Sequence and phylogenetic analysis

Mx protein sequences and MHC and NK receptor nucleotide sequences were aligned using ClustalX [84]. Nucleotide sequences were aligned and gapped manually using Bioedit software version 7.0.9 (Tom Hall, Ibis Biosciences, Carlsbad, CA), based on the protein alignment to retain codon positions. Based on the nucleotide and protein alignments, phylogenetic trees were constructed by the neighbour joining method [85], maximum parsimony and minimum evolution using the MEGA4 program [86].

The GenBank accession numbers for sequences used in the sequence and phylogenetic analysis are as follows: MHC class I: (CAP58485) HLA-A; MHC class IIA: Human, Homo sapiens (Hosa) DMA (NM_006120), DOA (M26039), DQA (M26041), DRA (NM_019111); Mouse, Mus musculus (Mumu) DOA (M95514), DQA (M21931), DRA (U13648); Horse DQA (L33909); Pig, Sus scrofa (Susc) DQA (NM_001130224), DRA (NM_001113706), DMA (NM_001004039); Chicken, Gallus gallus (Gaga) B-LA (AY357253); MHC class IIB: Hosa DQB (M20432), DRB (NM_021983), DOB (L29472), DPB (M57466), DMB (U15085); Rat, Rattus norvegicus (Rano) DQB (X56596); Mumu DMB (U35332); Horse, Equus caballus (Eqca) DQB (L33910); Susc DQB (AY102478), DMB (DQ431246), DRB (AY191776); Sheep, Ovis aries (Ovar) DQB (L08792); Rabbit, Oryctolagus cuniculus (Orcu) DOB (XP_002714654); Gaga B-LBII (M29763), DMB (AB426148); NKG2A: Hosa (NM_002259), Mumu (NM_001136068); NKG2C: Hosa (NM_002260), Mumu (AF106010); CD94: Hosa (AJ000001), Mumu (AF030312). Mx1: Rano (NP_775119.2); Eqca (NP_001075961.1); Orca (XP_002723805.1); Susc (BAD11809.1); Bota (NP_776365.1); Ovar (P33237.1); Mumu (NP_034976.1); Hosa (AF135187_1); Mx2: Rano (NP_599177); Eqca (XP_001491517); Susc (BAF76735); Bota (DAA33026); Ovar (AAW51454); Mumu (NP_038634); Hosa (NP_002454); Avian Mx: Gaga (NP_989940).

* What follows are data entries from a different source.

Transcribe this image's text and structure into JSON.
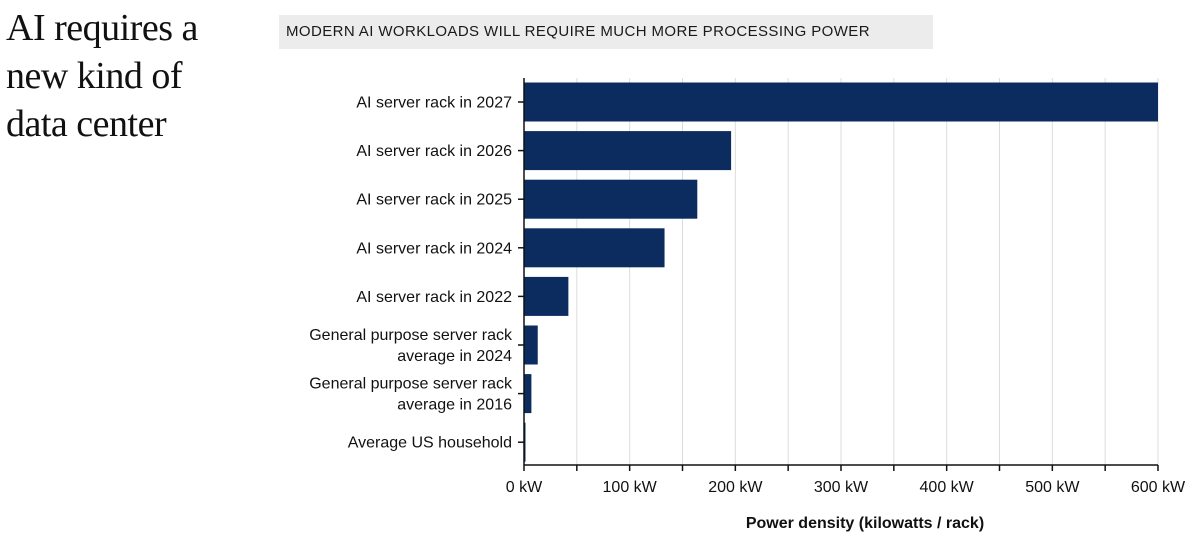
{
  "headline": [
    "AI requires a",
    "new kind of",
    "data center"
  ],
  "chart_data": {
    "type": "bar",
    "orientation": "horizontal",
    "title": "MODERN AI WORKLOADS WILL REQUIRE MUCH MORE PROCESSING POWER",
    "categories": [
      [
        "AI server rack in 2027"
      ],
      [
        "AI server rack in 2026"
      ],
      [
        "AI server rack in 2025"
      ],
      [
        "AI server rack in 2024"
      ],
      [
        "AI server rack in 2022"
      ],
      [
        "General purpose server rack",
        "average in 2024"
      ],
      [
        "General purpose server rack",
        "average in 2016"
      ],
      [
        "Average US household"
      ]
    ],
    "values": [
      600,
      196,
      164,
      133,
      42,
      13,
      7,
      1.2
    ],
    "xlabel": "Power density (kilowatts / rack)",
    "ylabel": "",
    "xlim": [
      0,
      600
    ],
    "xticks": [
      0,
      100,
      200,
      300,
      400,
      500,
      600
    ],
    "xtick_labels": [
      "0 kW",
      "100 kW",
      "200 kW",
      "300 kW",
      "400 kW",
      "500 kW",
      "600 kW"
    ],
    "grid": "vertical",
    "colors": {
      "bar": "#0c2b5e",
      "grid": "#dcdcdc",
      "title_background": "#ececec"
    }
  }
}
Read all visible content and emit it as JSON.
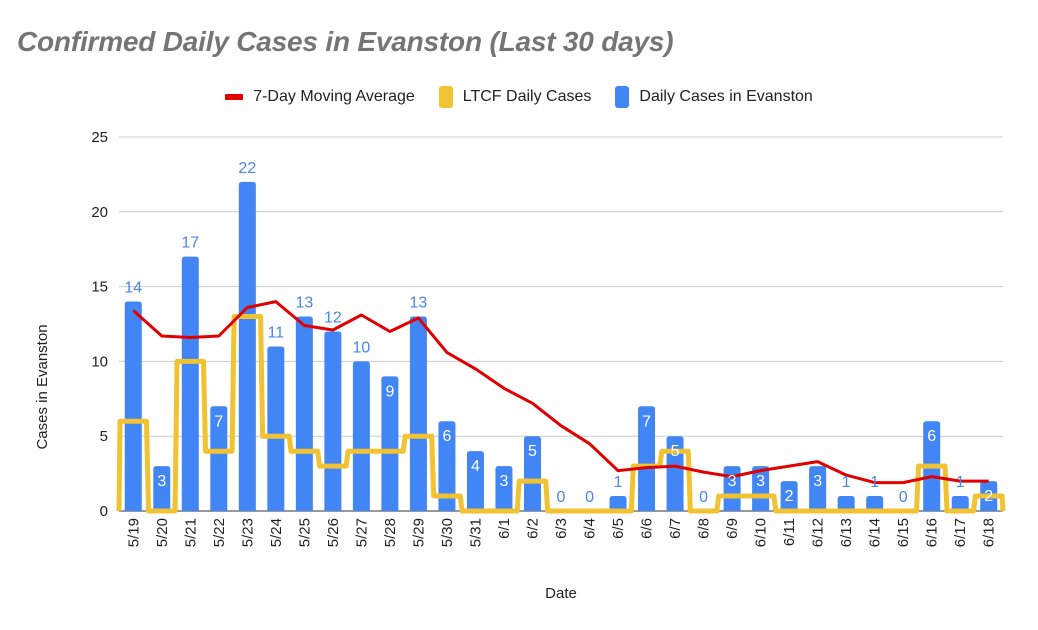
{
  "chart_data": {
    "type": "bar",
    "title": "Confirmed Daily Cases in Evanston (Last 30 days)",
    "xlabel": "Date",
    "ylabel": "Cases in Evanston",
    "ylim": [
      0,
      25
    ],
    "yticks": [
      0,
      5,
      10,
      15,
      20,
      25
    ],
    "grid": true,
    "legend_position": "top",
    "categories": [
      "5/19",
      "5/20",
      "5/21",
      "5/22",
      "5/23",
      "5/24",
      "5/25",
      "5/26",
      "5/27",
      "5/28",
      "5/29",
      "5/30",
      "5/31",
      "6/1",
      "6/2",
      "6/3",
      "6/4",
      "6/5",
      "6/6",
      "6/7",
      "6/8",
      "6/9",
      "6/10",
      "6/11",
      "6/12",
      "6/13",
      "6/14",
      "6/15",
      "6/16",
      "6/17",
      "6/18"
    ],
    "series": [
      {
        "name": "7-Day Moving Average",
        "type": "line",
        "color": "#e00000",
        "values": [
          13.4,
          11.7,
          11.6,
          11.7,
          13.6,
          14.0,
          12.4,
          12.1,
          13.1,
          12.0,
          12.9,
          10.6,
          9.5,
          8.2,
          7.2,
          5.7,
          4.5,
          2.7,
          2.9,
          3.0,
          2.6,
          2.3,
          2.7,
          3.0,
          3.3,
          2.4,
          1.9,
          1.9,
          2.3,
          2.0,
          2.0
        ]
      },
      {
        "name": "LTCF Daily Cases",
        "type": "stepped-area",
        "color": "#f1c232",
        "values": [
          6,
          0,
          10,
          4,
          13,
          5,
          4,
          3,
          4,
          4,
          5,
          1,
          0,
          0,
          2,
          0,
          0,
          0,
          3,
          4,
          0,
          1,
          1,
          0,
          0,
          0,
          0,
          0,
          3,
          0,
          1
        ]
      },
      {
        "name": "Daily Cases in Evanston",
        "type": "bar",
        "color": "#4285f4",
        "data_labels": true,
        "values": [
          14,
          3,
          17,
          7,
          22,
          11,
          13,
          12,
          10,
          9,
          13,
          6,
          4,
          3,
          5,
          0,
          0,
          1,
          7,
          5,
          0,
          3,
          3,
          2,
          3,
          1,
          1,
          0,
          6,
          1,
          2
        ]
      }
    ]
  },
  "colors": {
    "grid": "#cccccc",
    "title": "#757575",
    "label_outside": "#4a86e8",
    "label_inside": "#ffffff"
  }
}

Analysis of repetitive or low complexity regions

Low complexity regions in protein sequences were detected with the seg program with default parameters [87].

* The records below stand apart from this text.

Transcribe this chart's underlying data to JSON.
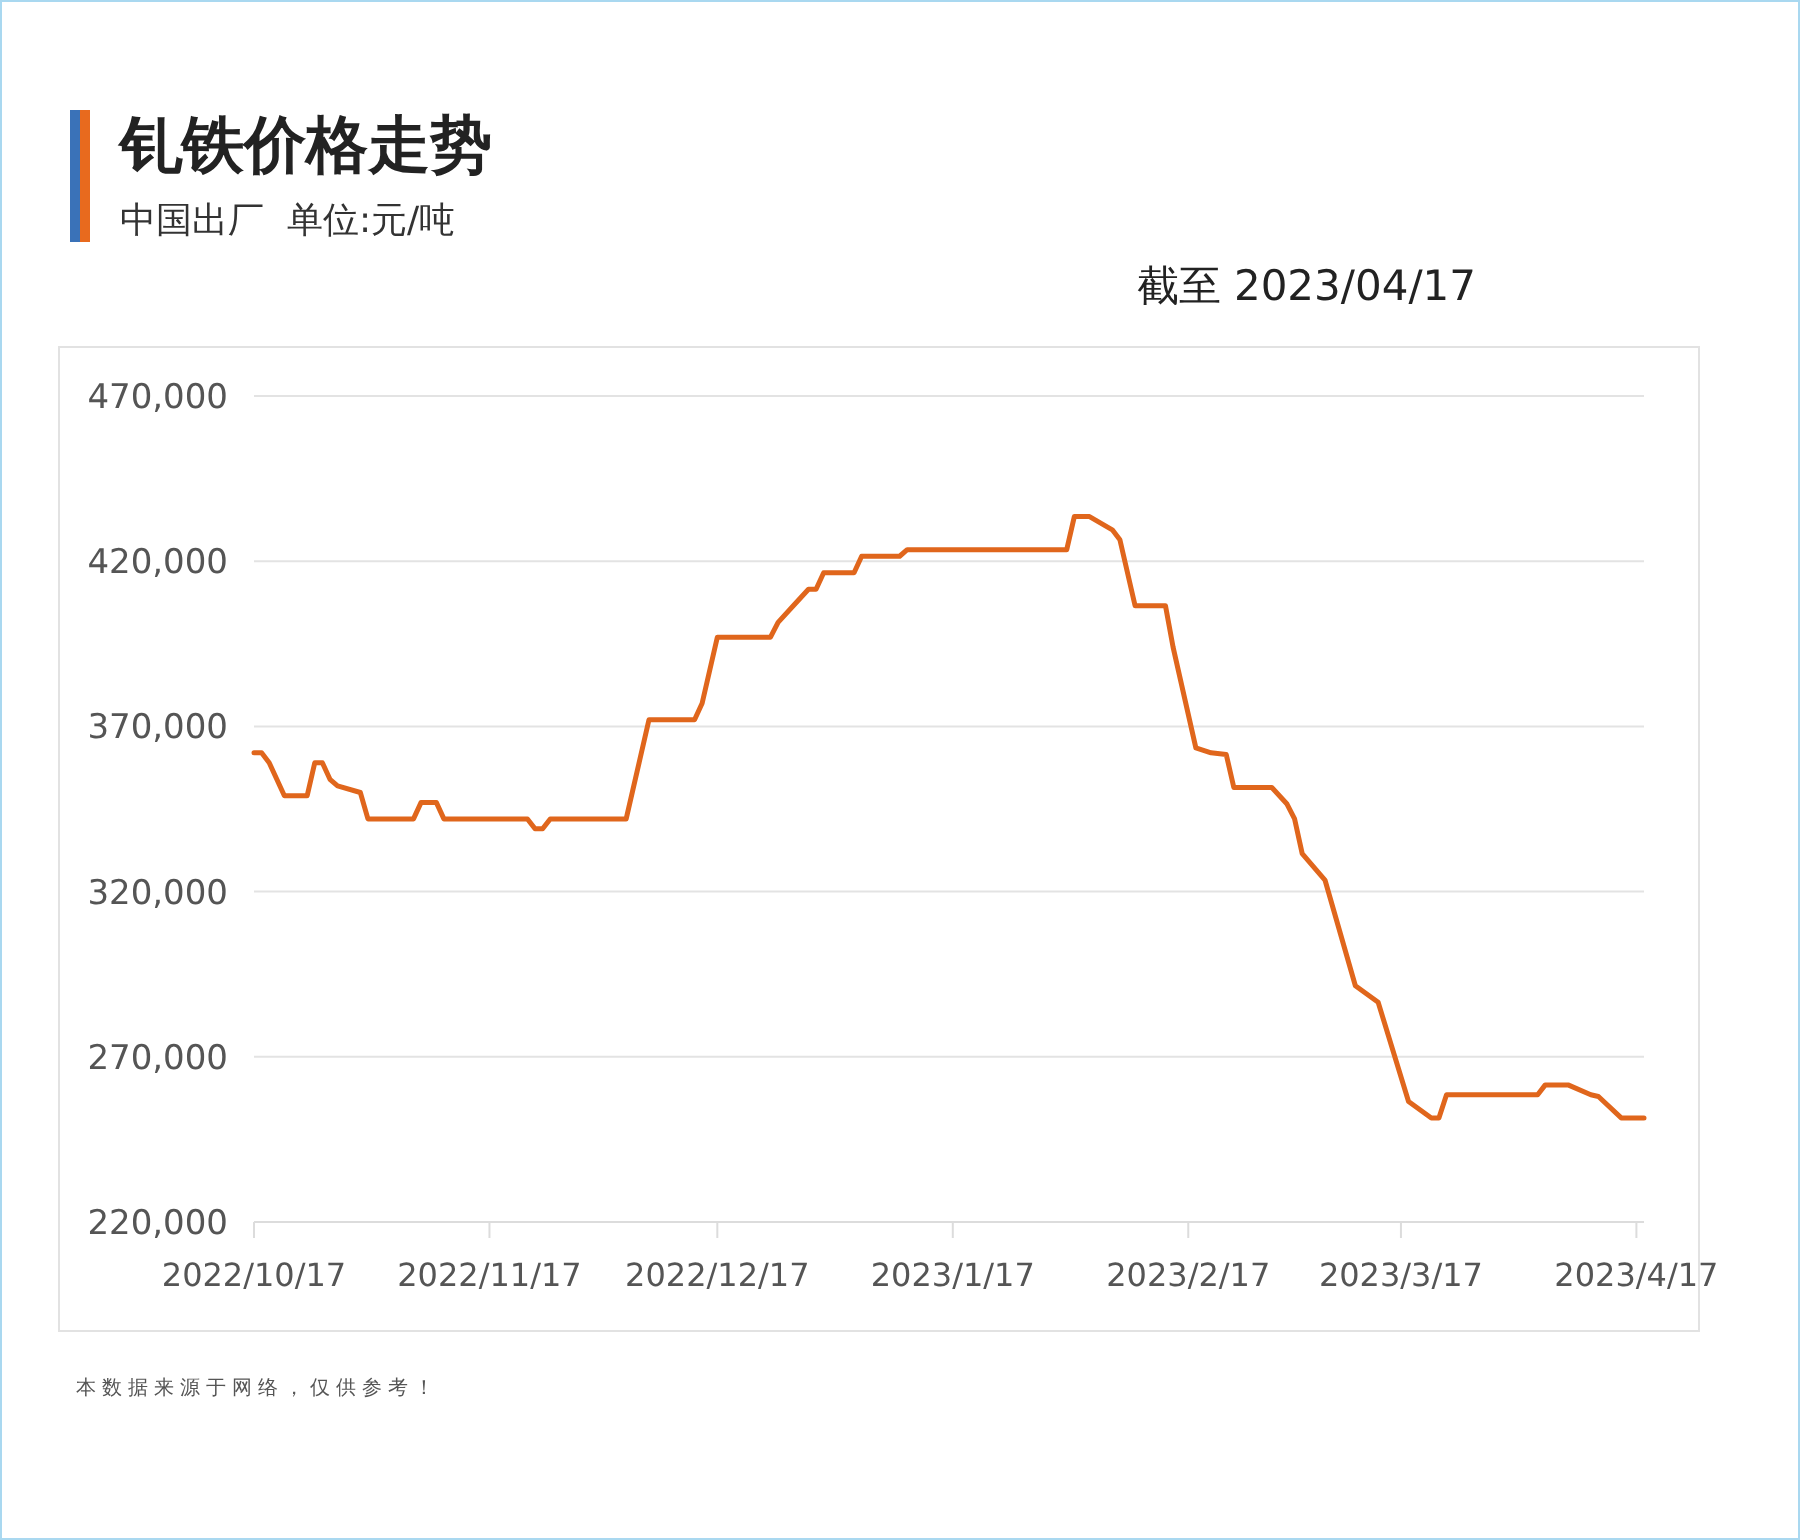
{
  "chart_data": {
    "type": "line",
    "title": "钆铁价格走势",
    "subtitle": "中国出厂  单位:元/吨",
    "annotations": [
      "截至 2023/04/17",
      "本数据来源于网络，仅供参考！"
    ],
    "x": [
      "2022-10-17",
      "2022-10-18",
      "2022-10-19",
      "2022-10-21",
      "2022-10-24",
      "2022-10-25",
      "2022-10-26",
      "2022-10-27",
      "2022-10-28",
      "2022-10-31",
      "2022-11-01",
      "2022-11-07",
      "2022-11-08",
      "2022-11-10",
      "2022-11-11",
      "2022-11-22",
      "2022-11-23",
      "2022-11-24",
      "2022-11-25",
      "2022-12-05",
      "2022-12-08",
      "2022-12-14",
      "2022-12-15",
      "2022-12-17",
      "2022-12-24",
      "2022-12-25",
      "2022-12-27",
      "2022-12-29",
      "2022-12-30",
      "2022-12-31",
      "2023-01-04",
      "2023-01-05",
      "2023-01-10",
      "2023-01-11",
      "2023-02-01",
      "2023-02-02",
      "2023-02-04",
      "2023-02-07",
      "2023-02-08",
      "2023-02-10",
      "2023-02-14",
      "2023-02-15",
      "2023-02-18",
      "2023-02-20",
      "2023-02-22",
      "2023-02-23",
      "2023-02-28",
      "2023-03-02",
      "2023-03-03",
      "2023-03-04",
      "2023-03-07",
      "2023-03-11",
      "2023-03-14",
      "2023-03-18",
      "2023-03-21",
      "2023-03-22",
      "2023-03-23",
      "2023-04-04",
      "2023-04-05",
      "2023-04-08",
      "2023-04-11",
      "2023-04-12",
      "2023-04-15",
      "2023-04-18"
    ],
    "series": [
      {
        "color": "#e0661c",
        "values": [
          362000,
          362000,
          359000,
          349000,
          349000,
          359000,
          359000,
          354000,
          352000,
          350000,
          342000,
          342000,
          347000,
          347000,
          342000,
          342000,
          339000,
          339000,
          342000,
          342000,
          372000,
          372000,
          377000,
          397000,
          397000,
          401500,
          406500,
          411500,
          411500,
          416500,
          416500,
          421500,
          421500,
          423500,
          423500,
          433500,
          433500,
          429500,
          426500,
          406500,
          406500,
          394000,
          363500,
          362000,
          361500,
          351500,
          351500,
          346500,
          342000,
          331500,
          323500,
          291500,
          286500,
          256500,
          251500,
          251500,
          258500,
          258500,
          261500,
          261500,
          258500,
          258000,
          251500,
          251500
        ]
      }
    ],
    "xlim": [
      "2022-10-17",
      "2023-04-18"
    ],
    "xticks": [
      {
        "value": "2022-10-17",
        "label": "2022/10/17"
      },
      {
        "value": "2022-11-17",
        "label": "2022/11/17"
      },
      {
        "value": "2022-12-17",
        "label": "2022/12/17"
      },
      {
        "value": "2023-01-17",
        "label": "2023/1/17"
      },
      {
        "value": "2023-02-17",
        "label": "2023/2/17"
      },
      {
        "value": "2023-03-17",
        "label": "2023/3/17"
      },
      {
        "value": "2023-04-17",
        "label": "2023/4/17"
      }
    ],
    "ylim": [
      220000,
      470000
    ],
    "yticks": [
      {
        "value": 220000,
        "label": "220,000"
      },
      {
        "value": 270000,
        "label": "270,000"
      },
      {
        "value": 320000,
        "label": "320,000"
      },
      {
        "value": 370000,
        "label": "370,000"
      },
      {
        "value": 420000,
        "label": "420,000"
      },
      {
        "value": 470000,
        "label": "470,000"
      }
    ],
    "grid": "y",
    "marker": "none",
    "line_style": "solid"
  }
}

Quantitative reverse transcription PCR

The transcription of a bat MHC class I gene was examined using quantitative PCR (qPCR) as described previously [18]. Briefly, total RNA was prepared from lymph node, spleen, liver, lung, heart, kidney, small intestine, brain and salivary glands using the RNeasy mini kit (Qiagen) as described above. cDNA was generated using a Quantitect reverse transcription kit for RT-PCR (Qiagen). qPCR primers were designed using Primer Express 3.0 (Applied Biosystems) with default parameter settings (5’-ACGACTCCTATTCCCCAGGATAG-F and 5’-GAAAGCCACTGGTACCTGTGAGA-R). Reactions were carried out using EXPRESS SYBR® GreenERTM qPCR Supermix Universal (Invitrogen) and an Applied Biosystems 7500 Fast Real-Time qPCR instrument.